Sonney believes the community college would duplicate services provided by the NPRC and that the latter will be further along in its development by the time a community college would be up and running.

He’s spoken to several constituents who don’t want to pay for a community college, but said he knows many who support it, too. At the November hearing, for example, nearly 25 proponents addressed the board over two days, some of them twice. Not one person voiced opposition.

“This is the establishment of Erie County, right?” he said. “These are the political figures. I’ve heard from, obviously, Erie County businesses that absolutely believe Erie County should have its own. Our biggest benefactor in Erie, Tom Hagen (chairman of the board of Erie Insurance) he sets money aside for it because he believes that Erie County should have a community college. So, yeah, there’s pressure on Curt Sonney.”

Sonney has no insight on how the board will act next month, he told the Erie Times-News.

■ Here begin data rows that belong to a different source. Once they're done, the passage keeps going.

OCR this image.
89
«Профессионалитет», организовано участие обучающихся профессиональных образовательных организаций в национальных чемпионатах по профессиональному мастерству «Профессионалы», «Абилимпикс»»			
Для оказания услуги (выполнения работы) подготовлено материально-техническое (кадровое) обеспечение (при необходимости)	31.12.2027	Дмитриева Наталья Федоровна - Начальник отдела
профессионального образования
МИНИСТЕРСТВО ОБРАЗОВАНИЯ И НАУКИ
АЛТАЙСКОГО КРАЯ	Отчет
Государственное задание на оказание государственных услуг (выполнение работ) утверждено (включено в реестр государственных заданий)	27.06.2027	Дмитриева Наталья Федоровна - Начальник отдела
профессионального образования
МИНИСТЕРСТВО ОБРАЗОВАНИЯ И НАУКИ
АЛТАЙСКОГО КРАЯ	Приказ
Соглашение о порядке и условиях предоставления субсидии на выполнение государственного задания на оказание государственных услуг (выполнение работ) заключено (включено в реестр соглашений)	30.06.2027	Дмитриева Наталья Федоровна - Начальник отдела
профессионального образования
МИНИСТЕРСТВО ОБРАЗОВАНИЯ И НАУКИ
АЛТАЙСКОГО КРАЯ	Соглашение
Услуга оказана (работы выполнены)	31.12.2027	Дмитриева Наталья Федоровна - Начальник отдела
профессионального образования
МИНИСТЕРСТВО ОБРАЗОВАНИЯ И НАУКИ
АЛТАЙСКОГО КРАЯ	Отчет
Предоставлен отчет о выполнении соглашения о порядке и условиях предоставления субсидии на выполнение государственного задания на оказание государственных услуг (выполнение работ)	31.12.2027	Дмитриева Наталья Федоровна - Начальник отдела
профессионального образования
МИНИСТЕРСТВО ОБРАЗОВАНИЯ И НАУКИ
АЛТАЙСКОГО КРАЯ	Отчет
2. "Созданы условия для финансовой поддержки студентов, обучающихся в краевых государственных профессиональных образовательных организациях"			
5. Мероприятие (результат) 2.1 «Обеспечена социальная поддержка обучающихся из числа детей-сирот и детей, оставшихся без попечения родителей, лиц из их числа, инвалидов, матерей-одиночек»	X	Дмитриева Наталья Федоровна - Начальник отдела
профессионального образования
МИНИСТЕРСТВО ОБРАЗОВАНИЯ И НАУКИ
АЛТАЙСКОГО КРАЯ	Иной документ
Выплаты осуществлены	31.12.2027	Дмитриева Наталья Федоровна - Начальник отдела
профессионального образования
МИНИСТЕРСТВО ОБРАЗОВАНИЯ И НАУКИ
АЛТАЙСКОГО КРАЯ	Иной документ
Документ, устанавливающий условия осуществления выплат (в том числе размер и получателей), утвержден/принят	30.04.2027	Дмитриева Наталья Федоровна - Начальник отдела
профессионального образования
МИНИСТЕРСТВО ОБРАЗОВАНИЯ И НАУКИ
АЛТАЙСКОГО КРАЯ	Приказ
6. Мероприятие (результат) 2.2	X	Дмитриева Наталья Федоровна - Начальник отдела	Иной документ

“I’m like everyone else,” he said. “I honestly have no idea. There’s no way to gauge this.”

Improving the system

Sonney said he knows he and the entire General Assembly have their work cut out for them when it comes to addressing education. He has proposed or is working on other bills that address the system.

“When it comes to education, I felt that we should be doing a little bit more as a legislative body,” he said. “It’s just the simple fact that there’s almost no area of education that shouldn’t be scrutinized and looked at. We should always be looking to try to improve the system.”

The duties of chairing the House Education Committee could have fallen in someone else’s lap.

Last year at the start of a new two-year session, Sonney asked to chair either the education or professional licensure committee, which, unlike the former, he had been a member of for several years.

Sonney’s glad it worked out the way it did.

“I’m not afraid to speak my mind and I’m not afraid to attempt to change things,“ he said, “:and I’m going to continue to do that as long as I have the ability to do it.”